La Sala de Apelación también consideró insuficientes y no justificadas las referencias a las dudas expresadas por la acusada sobre haber recurrido al asesoramiento del experto Fernando Peña, líder del despacho Nummaria. La sentencia anulada valoró la condición de actriz de Duato, su falta de formación específica en materia tributaria y estimó que su conducta era compatible con la creencia razonable de actuar dentro de una opción fiscal legal. No obstante, los magistrados señalaron que, según la jurisprudencia del Tribunal Supremo, ser actriz y no empresaria no exime de responsabilidad por un delito fiscal, pues se aplica el estándar de un «ciudadano medio» en el ámbito del conocimiento tributario.
Además, la Sala de Apelación modificó la situación penal de Fernando Peña, considerado el presunto organizador de las operaciones fraudulentas objeto del caso. La sentencia rebajó su pena en dos años, reduciéndola de 80 a 78 años de prisión, debido a la prescripción de uno de los delitos fiscales imputados y al ajuste de algunas cuotas defraudadas en los delitos cometidos por sus clientes. También se ordenó la repetición del juicio para Peña, pero exclusivamente en cuanto a su presunta condición de cooperador necesario en los hechos por los que fueron procesados Ana Duato y Miguel Ángel Bernardeau.

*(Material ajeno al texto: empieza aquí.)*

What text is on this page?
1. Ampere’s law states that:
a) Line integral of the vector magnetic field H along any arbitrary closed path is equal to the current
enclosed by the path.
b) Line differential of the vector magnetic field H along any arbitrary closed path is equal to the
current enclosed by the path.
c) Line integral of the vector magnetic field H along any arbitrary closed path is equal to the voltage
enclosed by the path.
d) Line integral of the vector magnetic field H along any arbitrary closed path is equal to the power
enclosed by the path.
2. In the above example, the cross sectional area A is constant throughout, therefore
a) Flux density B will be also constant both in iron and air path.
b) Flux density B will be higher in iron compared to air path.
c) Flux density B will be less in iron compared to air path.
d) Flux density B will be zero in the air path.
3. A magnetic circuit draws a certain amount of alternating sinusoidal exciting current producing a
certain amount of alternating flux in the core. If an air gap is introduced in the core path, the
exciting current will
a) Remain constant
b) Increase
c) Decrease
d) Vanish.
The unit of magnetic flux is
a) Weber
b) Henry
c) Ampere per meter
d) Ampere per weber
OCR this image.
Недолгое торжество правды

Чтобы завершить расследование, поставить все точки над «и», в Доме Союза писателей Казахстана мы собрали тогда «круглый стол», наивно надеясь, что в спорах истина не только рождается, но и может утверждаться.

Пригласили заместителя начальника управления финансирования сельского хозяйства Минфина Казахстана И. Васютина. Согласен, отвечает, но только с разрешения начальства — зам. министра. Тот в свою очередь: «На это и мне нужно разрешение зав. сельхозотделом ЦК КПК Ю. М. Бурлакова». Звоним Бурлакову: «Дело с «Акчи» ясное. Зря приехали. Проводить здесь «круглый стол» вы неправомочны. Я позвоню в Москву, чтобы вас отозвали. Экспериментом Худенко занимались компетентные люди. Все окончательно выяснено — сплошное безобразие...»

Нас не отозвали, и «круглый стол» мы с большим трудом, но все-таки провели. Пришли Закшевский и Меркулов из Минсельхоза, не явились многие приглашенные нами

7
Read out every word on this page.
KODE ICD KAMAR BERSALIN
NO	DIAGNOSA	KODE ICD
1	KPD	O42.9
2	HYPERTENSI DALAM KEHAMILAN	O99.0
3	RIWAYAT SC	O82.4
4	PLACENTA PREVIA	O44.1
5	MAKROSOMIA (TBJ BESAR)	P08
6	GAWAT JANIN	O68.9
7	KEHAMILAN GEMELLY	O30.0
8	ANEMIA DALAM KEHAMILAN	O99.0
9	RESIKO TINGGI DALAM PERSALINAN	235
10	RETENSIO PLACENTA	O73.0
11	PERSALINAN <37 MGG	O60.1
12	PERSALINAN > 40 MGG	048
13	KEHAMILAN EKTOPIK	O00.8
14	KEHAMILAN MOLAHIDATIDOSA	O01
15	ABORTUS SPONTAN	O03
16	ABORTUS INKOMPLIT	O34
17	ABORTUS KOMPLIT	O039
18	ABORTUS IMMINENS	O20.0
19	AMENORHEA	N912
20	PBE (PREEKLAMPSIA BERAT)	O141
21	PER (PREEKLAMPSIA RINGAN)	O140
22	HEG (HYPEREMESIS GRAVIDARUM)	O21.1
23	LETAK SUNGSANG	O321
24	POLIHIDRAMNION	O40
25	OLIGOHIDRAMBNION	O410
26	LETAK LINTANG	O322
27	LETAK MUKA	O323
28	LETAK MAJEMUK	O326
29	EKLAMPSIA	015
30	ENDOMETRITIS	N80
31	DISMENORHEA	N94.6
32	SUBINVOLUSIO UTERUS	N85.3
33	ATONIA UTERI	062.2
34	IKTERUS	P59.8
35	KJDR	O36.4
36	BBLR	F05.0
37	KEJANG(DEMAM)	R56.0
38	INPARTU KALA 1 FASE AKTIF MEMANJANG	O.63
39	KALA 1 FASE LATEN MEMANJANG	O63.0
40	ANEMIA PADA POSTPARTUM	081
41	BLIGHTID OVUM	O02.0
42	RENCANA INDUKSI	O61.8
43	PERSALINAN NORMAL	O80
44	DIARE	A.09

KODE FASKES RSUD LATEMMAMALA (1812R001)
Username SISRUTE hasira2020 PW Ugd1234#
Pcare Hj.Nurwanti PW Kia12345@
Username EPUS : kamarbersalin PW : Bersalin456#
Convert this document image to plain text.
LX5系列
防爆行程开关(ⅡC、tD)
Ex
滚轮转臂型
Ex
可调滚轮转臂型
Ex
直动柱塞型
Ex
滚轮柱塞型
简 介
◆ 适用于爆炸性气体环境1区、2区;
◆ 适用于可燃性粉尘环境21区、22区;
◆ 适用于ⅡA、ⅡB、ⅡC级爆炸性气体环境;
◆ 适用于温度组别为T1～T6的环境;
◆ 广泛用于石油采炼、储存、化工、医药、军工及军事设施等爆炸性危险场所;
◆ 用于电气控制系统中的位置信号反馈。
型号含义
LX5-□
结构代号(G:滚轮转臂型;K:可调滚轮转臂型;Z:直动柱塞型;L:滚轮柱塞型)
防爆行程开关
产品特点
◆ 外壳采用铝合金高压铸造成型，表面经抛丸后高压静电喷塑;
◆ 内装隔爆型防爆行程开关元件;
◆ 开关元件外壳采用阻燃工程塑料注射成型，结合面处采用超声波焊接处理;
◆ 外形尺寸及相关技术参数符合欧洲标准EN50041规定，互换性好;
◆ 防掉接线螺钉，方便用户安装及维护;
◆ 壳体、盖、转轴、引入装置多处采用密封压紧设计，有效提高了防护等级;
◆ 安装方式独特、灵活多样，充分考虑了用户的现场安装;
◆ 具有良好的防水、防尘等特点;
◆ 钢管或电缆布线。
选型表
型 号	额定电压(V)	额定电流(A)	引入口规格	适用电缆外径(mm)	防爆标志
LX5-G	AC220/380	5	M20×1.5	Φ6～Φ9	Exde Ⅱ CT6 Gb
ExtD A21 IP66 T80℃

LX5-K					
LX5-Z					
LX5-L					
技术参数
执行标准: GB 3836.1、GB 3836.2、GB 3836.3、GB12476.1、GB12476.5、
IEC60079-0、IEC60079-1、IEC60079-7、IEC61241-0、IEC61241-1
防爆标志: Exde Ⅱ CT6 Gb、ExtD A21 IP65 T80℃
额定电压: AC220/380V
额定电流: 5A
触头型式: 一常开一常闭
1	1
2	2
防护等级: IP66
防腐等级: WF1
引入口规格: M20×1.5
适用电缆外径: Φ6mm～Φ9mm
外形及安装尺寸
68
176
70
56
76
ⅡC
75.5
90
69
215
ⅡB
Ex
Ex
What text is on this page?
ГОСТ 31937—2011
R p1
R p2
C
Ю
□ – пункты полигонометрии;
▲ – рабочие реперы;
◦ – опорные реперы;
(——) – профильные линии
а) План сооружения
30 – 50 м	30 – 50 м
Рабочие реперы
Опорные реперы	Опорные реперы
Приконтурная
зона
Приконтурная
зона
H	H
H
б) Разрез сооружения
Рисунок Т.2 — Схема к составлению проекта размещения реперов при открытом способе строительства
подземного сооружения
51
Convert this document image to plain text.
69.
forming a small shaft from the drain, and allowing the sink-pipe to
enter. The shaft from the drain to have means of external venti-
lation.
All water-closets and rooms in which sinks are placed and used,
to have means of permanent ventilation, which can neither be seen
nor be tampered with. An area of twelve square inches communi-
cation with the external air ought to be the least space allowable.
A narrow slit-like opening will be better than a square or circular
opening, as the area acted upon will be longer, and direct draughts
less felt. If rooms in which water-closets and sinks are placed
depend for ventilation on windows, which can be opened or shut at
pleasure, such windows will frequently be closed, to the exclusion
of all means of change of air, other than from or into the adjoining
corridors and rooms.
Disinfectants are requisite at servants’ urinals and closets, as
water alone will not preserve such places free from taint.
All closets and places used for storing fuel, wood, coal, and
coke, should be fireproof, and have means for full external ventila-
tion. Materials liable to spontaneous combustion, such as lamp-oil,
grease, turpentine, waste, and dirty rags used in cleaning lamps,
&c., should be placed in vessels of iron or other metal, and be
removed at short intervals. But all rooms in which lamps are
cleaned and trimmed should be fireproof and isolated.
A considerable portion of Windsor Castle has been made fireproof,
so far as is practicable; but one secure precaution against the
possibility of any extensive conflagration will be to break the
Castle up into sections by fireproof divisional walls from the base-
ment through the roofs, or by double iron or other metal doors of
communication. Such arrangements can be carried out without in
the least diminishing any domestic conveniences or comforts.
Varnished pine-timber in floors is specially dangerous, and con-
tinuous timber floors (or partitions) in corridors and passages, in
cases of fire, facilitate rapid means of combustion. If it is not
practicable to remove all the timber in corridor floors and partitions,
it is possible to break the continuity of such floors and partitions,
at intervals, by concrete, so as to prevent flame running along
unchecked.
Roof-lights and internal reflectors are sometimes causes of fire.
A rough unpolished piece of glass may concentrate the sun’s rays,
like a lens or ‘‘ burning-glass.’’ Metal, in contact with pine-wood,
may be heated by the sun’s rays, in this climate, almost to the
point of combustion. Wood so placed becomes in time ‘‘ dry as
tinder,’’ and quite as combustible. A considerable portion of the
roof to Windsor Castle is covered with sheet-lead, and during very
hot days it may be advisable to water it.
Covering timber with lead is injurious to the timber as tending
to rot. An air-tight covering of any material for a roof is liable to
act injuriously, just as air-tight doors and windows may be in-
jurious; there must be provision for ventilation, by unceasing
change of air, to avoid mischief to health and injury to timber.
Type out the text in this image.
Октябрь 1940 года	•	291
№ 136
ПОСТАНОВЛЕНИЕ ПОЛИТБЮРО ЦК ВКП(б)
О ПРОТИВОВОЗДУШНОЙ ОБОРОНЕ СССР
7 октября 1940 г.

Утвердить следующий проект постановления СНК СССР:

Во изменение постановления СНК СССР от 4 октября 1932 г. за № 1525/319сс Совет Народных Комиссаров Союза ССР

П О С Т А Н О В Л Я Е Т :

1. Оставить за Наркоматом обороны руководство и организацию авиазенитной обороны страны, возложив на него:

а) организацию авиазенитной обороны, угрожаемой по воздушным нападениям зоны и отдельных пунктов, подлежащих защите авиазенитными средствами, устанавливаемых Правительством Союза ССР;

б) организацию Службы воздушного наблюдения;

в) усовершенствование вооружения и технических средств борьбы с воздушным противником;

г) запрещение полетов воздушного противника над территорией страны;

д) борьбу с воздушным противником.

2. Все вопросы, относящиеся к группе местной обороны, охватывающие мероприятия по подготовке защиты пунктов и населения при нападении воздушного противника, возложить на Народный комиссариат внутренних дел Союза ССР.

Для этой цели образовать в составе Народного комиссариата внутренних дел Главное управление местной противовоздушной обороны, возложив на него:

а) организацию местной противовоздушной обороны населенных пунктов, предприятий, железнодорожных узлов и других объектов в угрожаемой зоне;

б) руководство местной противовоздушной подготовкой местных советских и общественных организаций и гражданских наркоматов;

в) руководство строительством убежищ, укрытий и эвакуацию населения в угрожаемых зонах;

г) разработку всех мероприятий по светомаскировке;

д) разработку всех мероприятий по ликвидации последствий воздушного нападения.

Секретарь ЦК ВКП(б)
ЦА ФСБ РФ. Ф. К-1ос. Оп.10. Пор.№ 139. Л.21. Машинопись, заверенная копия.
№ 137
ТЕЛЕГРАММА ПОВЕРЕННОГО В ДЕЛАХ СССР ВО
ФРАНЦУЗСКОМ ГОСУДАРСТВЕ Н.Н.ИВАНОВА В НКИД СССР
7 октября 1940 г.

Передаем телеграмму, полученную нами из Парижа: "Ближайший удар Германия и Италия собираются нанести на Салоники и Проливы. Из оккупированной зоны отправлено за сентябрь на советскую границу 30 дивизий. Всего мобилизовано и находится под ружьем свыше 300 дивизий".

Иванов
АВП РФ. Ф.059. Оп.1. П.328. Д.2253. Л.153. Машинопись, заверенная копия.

Reacción de Ana Duato ante la decisión judicial
Tras conocerse la resolución de la Audiencia Nacional, Ana Duato emitió un comunicado oficial en el que acusó a la Agencia Tributaria de utilizar a personajes públicos para «generar temor y dar un ejemplo», tratando esta práctica como algo habitual desde los tiempos de Lola Flores. La actriz reiteró su inocencia, asegurando que pagó todos sus impuestos y que nunca tuvo la intención de defraudar a las arcas públicas.
También recordó que la sentencia absolutoria del año anterior fue «tan clara que ni la Fiscalía decidió recurrirla» y calificó todo el proceso como un «proceso judicial prolongado durante una década». En su opinión, el organismo público de Hacienda «no podía permitir» que aquella resolución estableciera un precedente legal. Por último, manifestó que defenderá nuevamente su posición en la nueva vista oral, confiando en que se alcance un resultado similar al obtenido hace un año.